The Crescendo of Music Tech
From Silicon Valley to London the walls of some music-related startups seem to be crumbling. Yet people are listening to as much music as they ever have so how are startups able to build a business in this huge market with the gatekeepers and steep licensing fees in the way.
“On Monday, Cumulus Media, which operates 525 radio stations, will announce a deal with Rdio, a subscription music service from the founders of Skype, that will give Cumulus an online outlet and help Rdio compete against more established players like Spotify. Cumulus will also sell advertising for a free version of the service in the United States.”
In some respects this story reminds me of when Color announced a “multi-year deal” for their video chat app to come pre-installed on every Verizon Android phone. The problem was that it wasn’t any better just because it was in front of a million people.
As part of this new deal it sounds like Rdio will syndicate Cumulus talk content. On a parallel, Color seemed to build their V2 app with Verizon in mind as they were looking for something that they could demo their shiny, new LTE network on. If you’re adding features to fit into a strategic partnership instead of on customer demand then it doesn’t look great. Although it’s yet to be seen if this will be the case for Rdio or not.
Generally focusing on music alone gives you little leverage within the music industry because you’re at the mercy of a single group. Why shouldn’t they take a stake in the company for connecting you to another label or for having an artist use your service. Even if you aren’t after licensing deals they know there’s nowhere else you can go if your product is solely branded as a music product.
The powerful thing about ‘DJ social game’ Turntable.fm was the social interaction and game mechanics but their sky-high licensing deals meant they have recently had to switch to the Soundcloud API.
A number of precedents have been set in the startup world for companies that built great products for a wider market (audio hosting, ticketing, merch) and end up selling their product with the commercial music world after they had grown rather than as a scrappy startup.

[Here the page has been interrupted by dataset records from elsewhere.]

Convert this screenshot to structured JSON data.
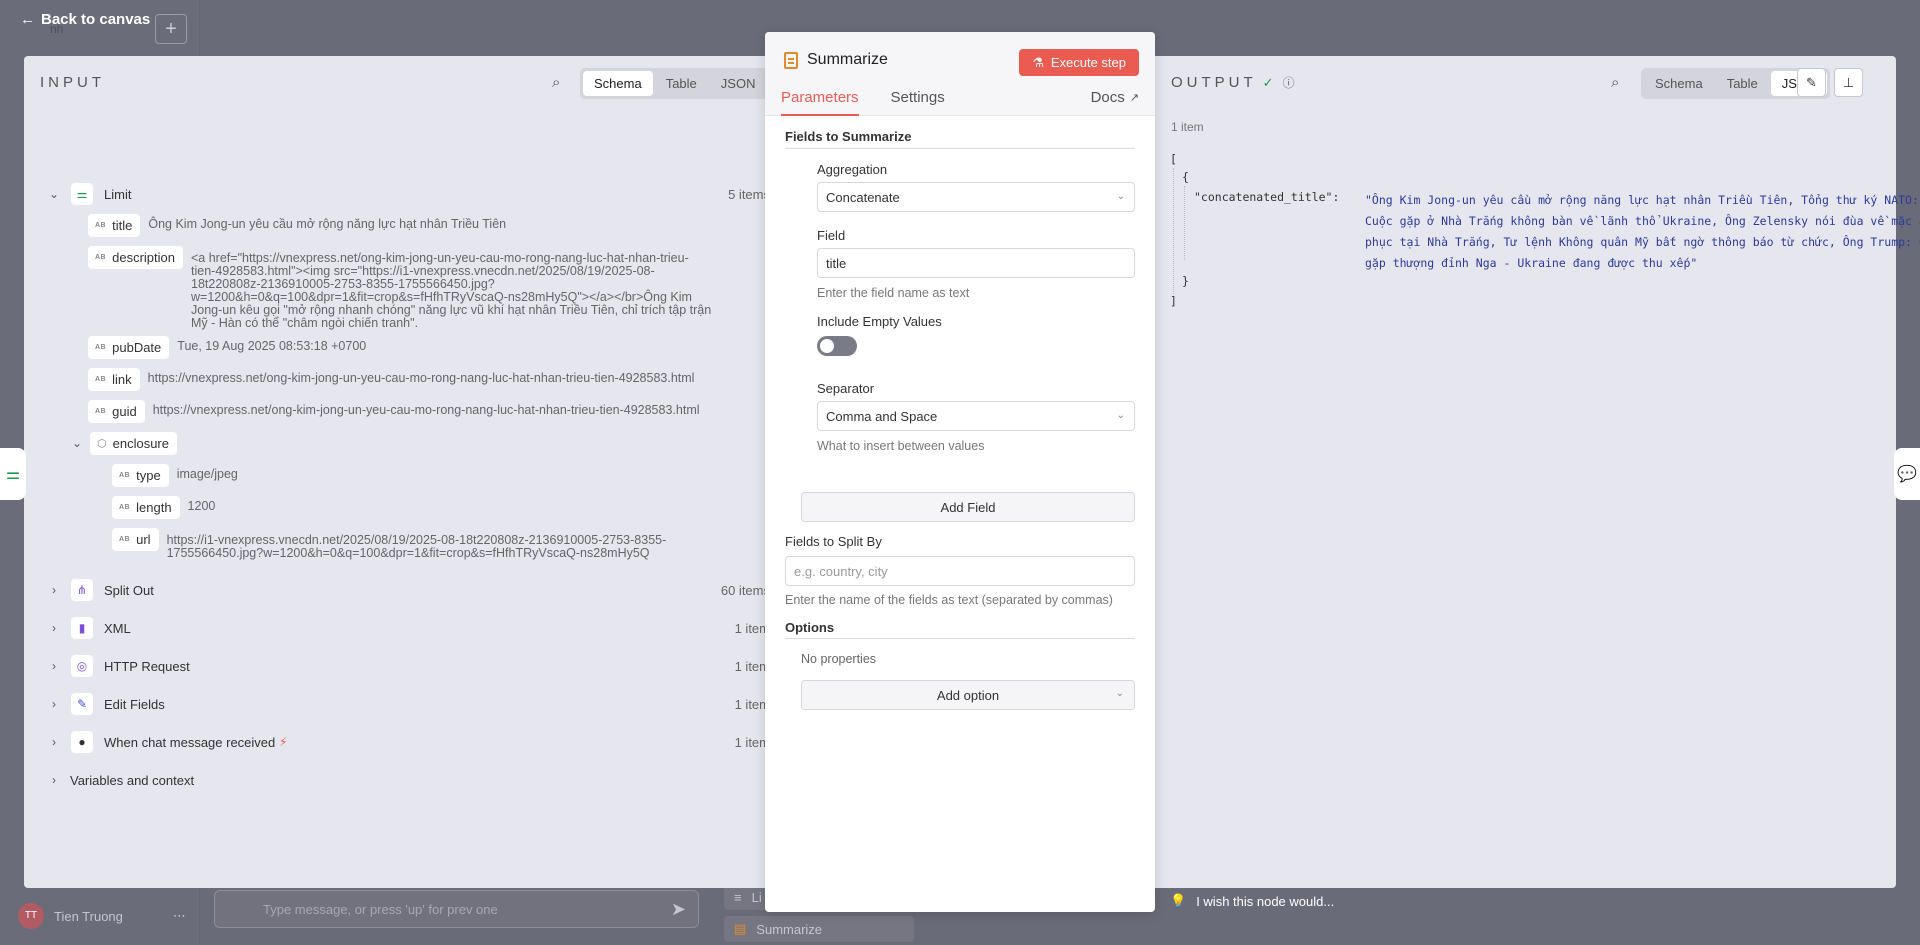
{
  "nav": {
    "back_label": "Back to canvas"
  },
  "background": {
    "left_panel_fragment": "nh",
    "user_name": "Tien Truong",
    "user_initials": "TT",
    "chat_placeholder": "Type message, or press 'up' for prev one",
    "bottom_node_1": "Li",
    "bottom_node_2": "Summarize",
    "wish_text": "I wish this node would..."
  },
  "input": {
    "title": "INPUT",
    "views": [
      "Schema",
      "Table",
      "JSON"
    ],
    "active_view": "Schema",
    "limit": {
      "label": "Limit",
      "count": "5 items"
    },
    "fields": {
      "title": {
        "name": "title",
        "value": "Ông Kim Jong-un yêu cầu mở rộng năng lực hạt nhân Triều Tiên"
      },
      "description": {
        "name": "description",
        "lines": [
          "<a href=\"https://vnexpress.net/ong-kim-jong-un-yeu-cau-mo-rong-nang-luc-hat-nhan-trieu-",
          "tien-4928583.html\"><img src=\"https://i1-vnexpress.vnecdn.net/2025/08/19/2025-08-",
          "18t220808z-2136910005-2753-8355-1755566450.jpg?",
          "w=1200&h=0&q=100&dpr=1&fit=crop&s=fHfhTRyVscaQ-ns28mHy5Q\"></a></br>Ông Kim",
          "Jong-un kêu gọi \"mở rộng nhanh chóng\" năng lực vũ khí hạt nhân Triều Tiên, chỉ trích tập trận",
          "Mỹ - Hàn có thể \"châm ngòi chiến tranh\"."
        ]
      },
      "pubDate": {
        "name": "pubDate",
        "value": "Tue, 19 Aug 2025 08:53:18 +0700"
      },
      "link": {
        "name": "link",
        "value": "https://vnexpress.net/ong-kim-jong-un-yeu-cau-mo-rong-nang-luc-hat-nhan-trieu-tien-4928583.html"
      },
      "guid": {
        "name": "guid",
        "value": "https://vnexpress.net/ong-kim-jong-un-yeu-cau-mo-rong-nang-luc-hat-nhan-trieu-tien-4928583.html"
      },
      "enclosure": {
        "name": "enclosure"
      },
      "type": {
        "name": "type",
        "value": "image/jpeg"
      },
      "length": {
        "name": "length",
        "value": "1200"
      },
      "url": {
        "name": "url",
        "line1": "https://i1-vnexpress.vnecdn.net/2025/08/19/2025-08-18t220808z-2136910005-2753-8355-",
        "line2": "1755566450.jpg?w=1200&h=0&q=100&dpr=1&fit=crop&s=fHfhTRyVscaQ-ns28mHy5Q"
      }
    },
    "nodes": [
      {
        "label": "Split Out",
        "count": "60 items"
      },
      {
        "label": "XML",
        "count": "1 item"
      },
      {
        "label": "HTTP Request",
        "count": "1 item"
      },
      {
        "label": "Edit Fields",
        "count": "1 item"
      },
      {
        "label": "When chat message received",
        "count": "1 item"
      },
      {
        "label": "Variables and context",
        "count": ""
      }
    ],
    "colors": {
      "limit": "#1b9a52",
      "split_out": "#7d4fd6",
      "xml": "#7d4fd6",
      "http": "#7d4fd6",
      "edit": "#3c4fd6",
      "chat": "#333333",
      "trigger": "#ea5c52"
    }
  },
  "params": {
    "node_title": "Summarize",
    "execute_label": "Execute step",
    "tabs": [
      "Parameters",
      "Settings"
    ],
    "docs_label": "Docs",
    "fields_to_summarize": "Fields to Summarize",
    "aggregation_label": "Aggregation",
    "aggregation_value": "Concatenate",
    "field_label": "Field",
    "field_value": "title",
    "field_hint": "Enter the field name as text",
    "include_empty_label": "Include Empty Values",
    "include_empty_on": false,
    "separator_label": "Separator",
    "separator_value": "Comma and Space",
    "separator_hint": "What to insert between values",
    "add_field_label": "Add Field",
    "split_by_label": "Fields to Split By",
    "split_by_placeholder": "e.g. country, city",
    "split_by_hint": "Enter the name of the fields as text (separated by commas)",
    "options_label": "Options",
    "no_properties": "No properties",
    "add_option_label": "Add option"
  },
  "output": {
    "title": "OUTPUT",
    "item_count": "1 item",
    "views": [
      "Schema",
      "Table",
      "JSON"
    ],
    "active_view": "JSON",
    "json_open_bracket": "[",
    "json_open_brace": "{",
    "json_key": "\"concatenated_title\":",
    "json_value_lines": [
      "\"Ông Kim Jong-un yêu cầu mở rộng năng lực hạt nhân Triều Tiên, Tổng thư ký NATO:",
      "Cuộc gặp ở Nhà Trắng không bàn về lãnh thổ Ukraine, Ông Zelensky nói đùa về mặc âu",
      "phục tại Nhà Trắng, Tư lệnh Không quân Mỹ bất ngờ thông báo từ chức, Ông Trump: Cuộc",
      "gặp thượng đỉnh Nga - Ukraine đang được thu xếp\""
    ],
    "json_close_brace": "}",
    "json_close_bracket": "]"
  }
}
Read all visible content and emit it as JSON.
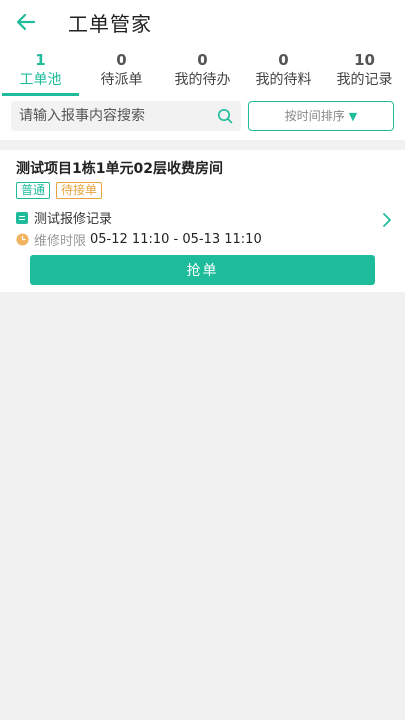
{
  "header": {
    "title": "工单管家",
    "back_icon": "arrow-left-icon"
  },
  "tabs": [
    {
      "count": "1",
      "label": "工单池",
      "active": true
    },
    {
      "count": "0",
      "label": "待派单"
    },
    {
      "count": "0",
      "label": "我的待办"
    },
    {
      "count": "0",
      "label": "我的待料"
    },
    {
      "count": "10",
      "label": "我的记录"
    }
  ],
  "search": {
    "placeholder": "请输入报事内容搜索",
    "icon": "search-icon"
  },
  "sort": {
    "label": "按时间排序",
    "icon": "caret-down-icon"
  },
  "order": {
    "title": "测试项目1栋1单元02层收费房间",
    "tags": [
      "普通",
      "待接单"
    ],
    "record_label": "测试报修记录",
    "time_label": "维修时限",
    "time_value": "05-12 11:10 - 05-13 11:10",
    "grab_label": "抢单"
  },
  "colors": {
    "accent": "#1fbc9c",
    "warning": "#e8a33e",
    "background": "#f1f1f1"
  }
}
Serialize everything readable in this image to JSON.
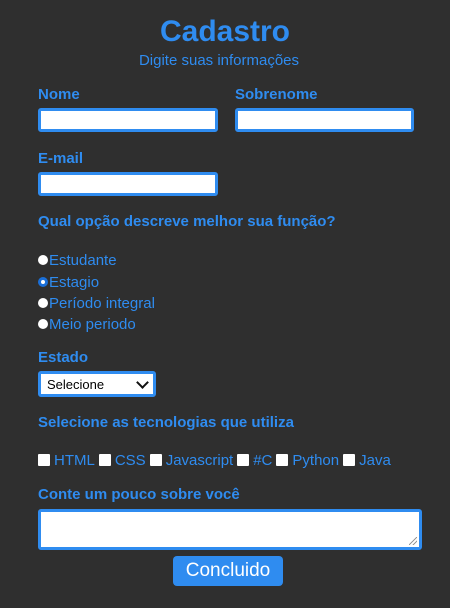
{
  "header": {
    "title": "Cadastro",
    "subtitle": "Digite suas informações"
  },
  "fields": {
    "nome_label": "Nome",
    "nome_value": "",
    "sobrenome_label": "Sobrenome",
    "sobrenome_value": "",
    "email_label": "E-mail",
    "email_value": ""
  },
  "role": {
    "question": "Qual opção descreve melhor sua função?",
    "options": [
      {
        "label": "Estudante",
        "checked": false
      },
      {
        "label": "Estagio",
        "checked": true
      },
      {
        "label": "Período integral",
        "checked": false
      },
      {
        "label": "Meio periodo",
        "checked": false
      }
    ]
  },
  "estado": {
    "label": "Estado",
    "selected": "Selecione"
  },
  "tech": {
    "question": "Selecione as tecnologias que utiliza",
    "options": [
      {
        "label": "HTML",
        "checked": false
      },
      {
        "label": "CSS",
        "checked": false
      },
      {
        "label": "Javascript",
        "checked": false
      },
      {
        "label": "#C",
        "checked": false
      },
      {
        "label": "Python",
        "checked": false
      },
      {
        "label": "Java",
        "checked": false
      }
    ]
  },
  "about": {
    "label": "Conte um pouco sobre você",
    "value": ""
  },
  "submit": {
    "label": "Concluido"
  },
  "colors": {
    "background": "#2f2f2f",
    "accent": "#2f8cf0",
    "button_text": "#ffffff"
  }
}
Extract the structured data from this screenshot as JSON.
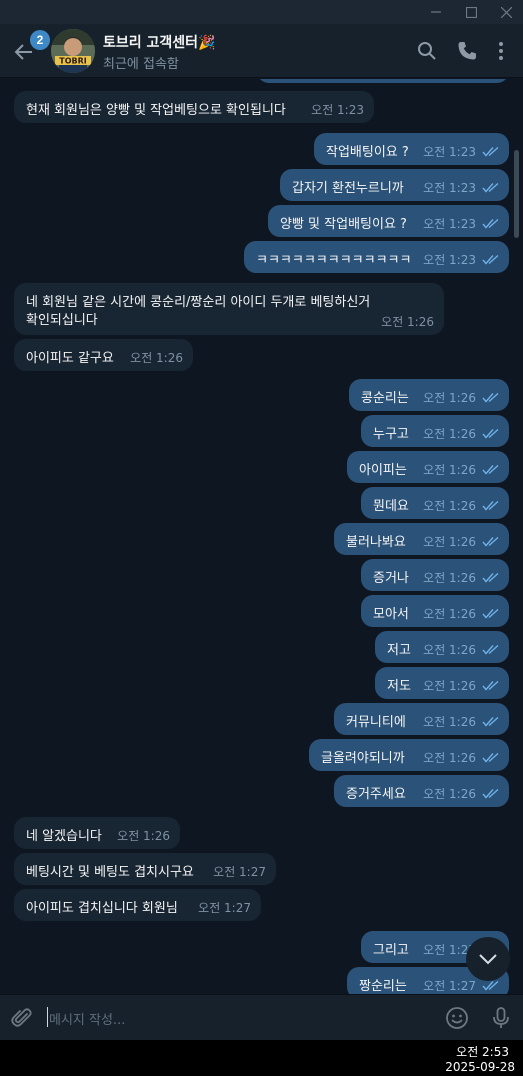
{
  "window": {
    "minimize": "—",
    "maximize": "☐",
    "close": "✕"
  },
  "header": {
    "unread_badge": "2",
    "avatar_text": "TOBRI",
    "title": "토브리 고객센터🎉",
    "status": "최근에 접속함"
  },
  "messages": [
    {
      "dir": "in",
      "lines": [
        "현재 회원님은 양빵 및 작업베팅으로 확인됩니다"
      ],
      "time": "오전 1:23"
    },
    {
      "dir": "out",
      "lines": [
        "작업배팅이요 ?"
      ],
      "time": "오전 1:23"
    },
    {
      "dir": "out",
      "lines": [
        "갑자기 환전누르니까"
      ],
      "time": "오전 1:23"
    },
    {
      "dir": "out",
      "lines": [
        "양빵 및 작업배팅이요 ?"
      ],
      "time": "오전 1:23"
    },
    {
      "dir": "out",
      "lines": [
        "ㅋㅋㅋㅋㅋㅋㅋㅋㅋㅋㅋㅋㅋ"
      ],
      "time": "오전 1:23"
    },
    {
      "dir": "in",
      "lines": [
        "네 회원님 같은 시간에 콩순리/짱순리 아이디 두개로 베팅하신거",
        "확인되십니다"
      ],
      "time": "오전 1:26"
    },
    {
      "dir": "in",
      "lines": [
        "아이피도 같구요"
      ],
      "time": "오전 1:26"
    },
    {
      "dir": "out",
      "lines": [
        "콩순리는"
      ],
      "time": "오전 1:26"
    },
    {
      "dir": "out",
      "lines": [
        "누구고"
      ],
      "time": "오전 1:26"
    },
    {
      "dir": "out",
      "lines": [
        "아이피는"
      ],
      "time": "오전 1:26"
    },
    {
      "dir": "out",
      "lines": [
        "뭔데요"
      ],
      "time": "오전 1:26"
    },
    {
      "dir": "out",
      "lines": [
        "불러나봐요"
      ],
      "time": "오전 1:26"
    },
    {
      "dir": "out",
      "lines": [
        "증거나"
      ],
      "time": "오전 1:26"
    },
    {
      "dir": "out",
      "lines": [
        "모아서"
      ],
      "time": "오전 1:26"
    },
    {
      "dir": "out",
      "lines": [
        "저고"
      ],
      "time": "오전 1:26"
    },
    {
      "dir": "out",
      "lines": [
        "저도"
      ],
      "time": "오전 1:26"
    },
    {
      "dir": "out",
      "lines": [
        "커뮤니티에"
      ],
      "time": "오전 1:26"
    },
    {
      "dir": "out",
      "lines": [
        "글올려야되니까"
      ],
      "time": "오전 1:26"
    },
    {
      "dir": "out",
      "lines": [
        "증거주세요"
      ],
      "time": "오전 1:26"
    },
    {
      "dir": "in",
      "lines": [
        "네 알겠습니다"
      ],
      "time": "오전 1:26"
    },
    {
      "dir": "in",
      "lines": [
        "베팅시간 및 베팅도 겹치시구요"
      ],
      "time": "오전 1:27"
    },
    {
      "dir": "in",
      "lines": [
        "아이피도 겹치십니다 회원님"
      ],
      "time": "오전 1:27"
    },
    {
      "dir": "out",
      "lines": [
        "그리고"
      ],
      "time": "오전 1:27"
    },
    {
      "dir": "out",
      "lines": [
        "짱순리는"
      ],
      "time": "오전 1:27"
    }
  ],
  "composer": {
    "placeholder": "메시지 작성..."
  },
  "taskbar": {
    "time": "오전 2:53",
    "date": "2025-09-28"
  },
  "colors": {
    "incoming_bubble": "#182533",
    "outgoing_bubble": "#2b5278",
    "background": "#0e1621",
    "accent": "#3e88c6"
  },
  "icons": [
    "back-arrow-icon",
    "search-icon",
    "phone-icon",
    "more-vertical-icon",
    "attach-icon",
    "emoji-icon",
    "microphone-icon",
    "chevron-down-icon",
    "double-check-icon"
  ]
}
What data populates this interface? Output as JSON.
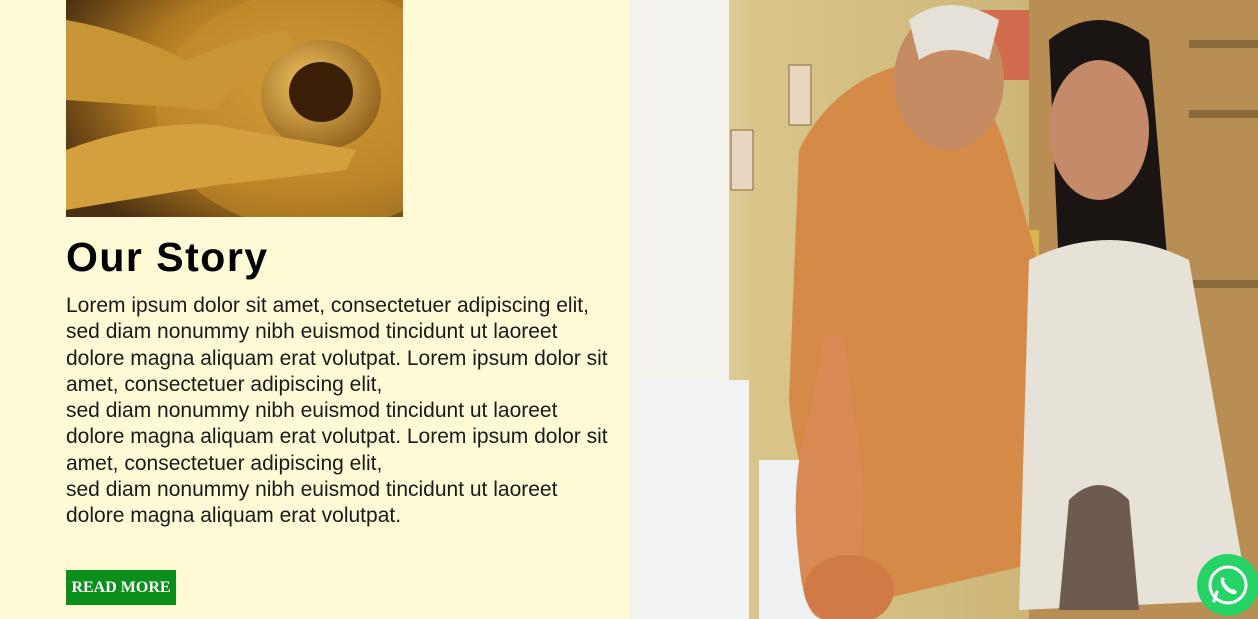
{
  "story": {
    "title": "Our Story",
    "paragraph_lines": [
      "Lorem ipsum dolor sit amet, consectetuer adipiscing elit,",
      "sed diam nonummy nibh euismod tincidunt ut laoreet dolore magna aliquam erat volutpat. Lorem ipsum dolor sit amet, consectetuer adipiscing elit,",
      "sed diam nonummy nibh euismod tincidunt ut laoreet dolore magna aliquam erat volutpat. Lorem ipsum dolor sit amet, consectetuer adipiscing elit,",
      "sed diam nonummy nibh euismod tincidunt ut laoreet dolore magna aliquam erat volutpat."
    ],
    "read_more_label": "READ MORE"
  },
  "images": {
    "pot_image": "pottery-hands-photo",
    "hero_image": "pottery-class-photo"
  },
  "whatsapp": {
    "icon": "whatsapp-icon"
  },
  "colors": {
    "background": "#fffad6",
    "button": "#0b8f1a",
    "whatsapp": "#25d366"
  }
}
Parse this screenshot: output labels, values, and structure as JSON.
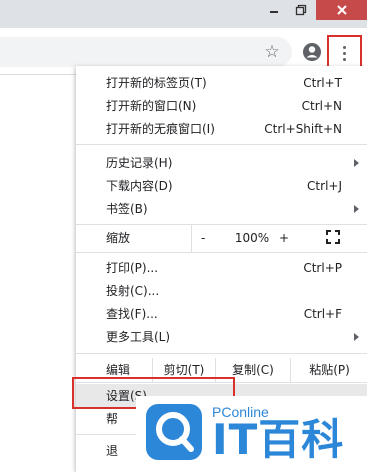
{
  "window_controls": {
    "minimize": "minimize",
    "maximize": "maximize",
    "close": "close"
  },
  "toolbar": {
    "bookmark_icon": "star-icon",
    "profile_icon": "account-icon",
    "menu_icon": "more-vert-icon"
  },
  "menu": {
    "new_tab": {
      "label": "打开新的标签页(T)",
      "shortcut": "Ctrl+T"
    },
    "new_window": {
      "label": "打开新的窗口(N)",
      "shortcut": "Ctrl+N"
    },
    "incognito": {
      "label": "打开新的无痕窗口(I)",
      "shortcut": "Ctrl+Shift+N"
    },
    "history": {
      "label": "历史记录(H)"
    },
    "downloads": {
      "label": "下载内容(D)",
      "shortcut": "Ctrl+J"
    },
    "bookmarks": {
      "label": "书签(B)"
    },
    "zoom": {
      "label": "缩放",
      "minus": "-",
      "value": "100%",
      "plus": "+"
    },
    "print": {
      "label": "打印(P)...",
      "shortcut": "Ctrl+P"
    },
    "cast": {
      "label": "投射(C)..."
    },
    "find": {
      "label": "查找(F)...",
      "shortcut": "Ctrl+F"
    },
    "more_tools": {
      "label": "更多工具(L)"
    },
    "edit": {
      "label": "编辑",
      "cut": "剪切(T)",
      "copy": "复制(C)",
      "paste": "粘贴(P)"
    },
    "settings": {
      "label": "设置(S)"
    },
    "help": {
      "label": "帮"
    },
    "exit": {
      "label": "退"
    }
  },
  "watermark": {
    "brand": "PConline",
    "title": "IT百科"
  },
  "colors": {
    "highlight_box": "#d9302c",
    "watermark": "#2c87d8",
    "close_button": "#c74a4a"
  }
}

Companies like Eventbrite allow anyone to sell tickets and they’re in the perfect place to take on TicketMaster. Their brand recognition and size makes it hard for label to whip together a team or back a competing product for musicians. For example in the film business consumers want to use YouTube not “film-industry-owned-trailer-site.com”.
WillCall had been building out their last minute ticketing app for music in San Francisco but London-based YPlan have taken over the space with 10% of iPhone distribution in London and $12M in venture funding because they were able to launch with different types of events and build up their userbase so they could eventually add signed musicians and large scale concerts. Their “going out app” tag-line didn’t sell them as a music ticketing product.
SoundCloud allowed independent musicians, DJ’s, podcasters, etc to upload any kind of sound recording and once they got popular it became important for labels to add music to SoundCloud, link to paid downloads and offer free tracks to entice fans.
Bandcamp went after the SaaS model, rather than building out a music marketplace, they let artists create beautiful pages to sell their music and let artists offer music in any format you can imagine with added optional features like “pay what you want” and merchandising tools. Now Bandcamp is a destination site as much as iTunes for certain genres of music.
The innovation to move the industry away from antiquated business models will continue but it probably won’t be sold as a saving grace for the music industry but as a fun way to do X.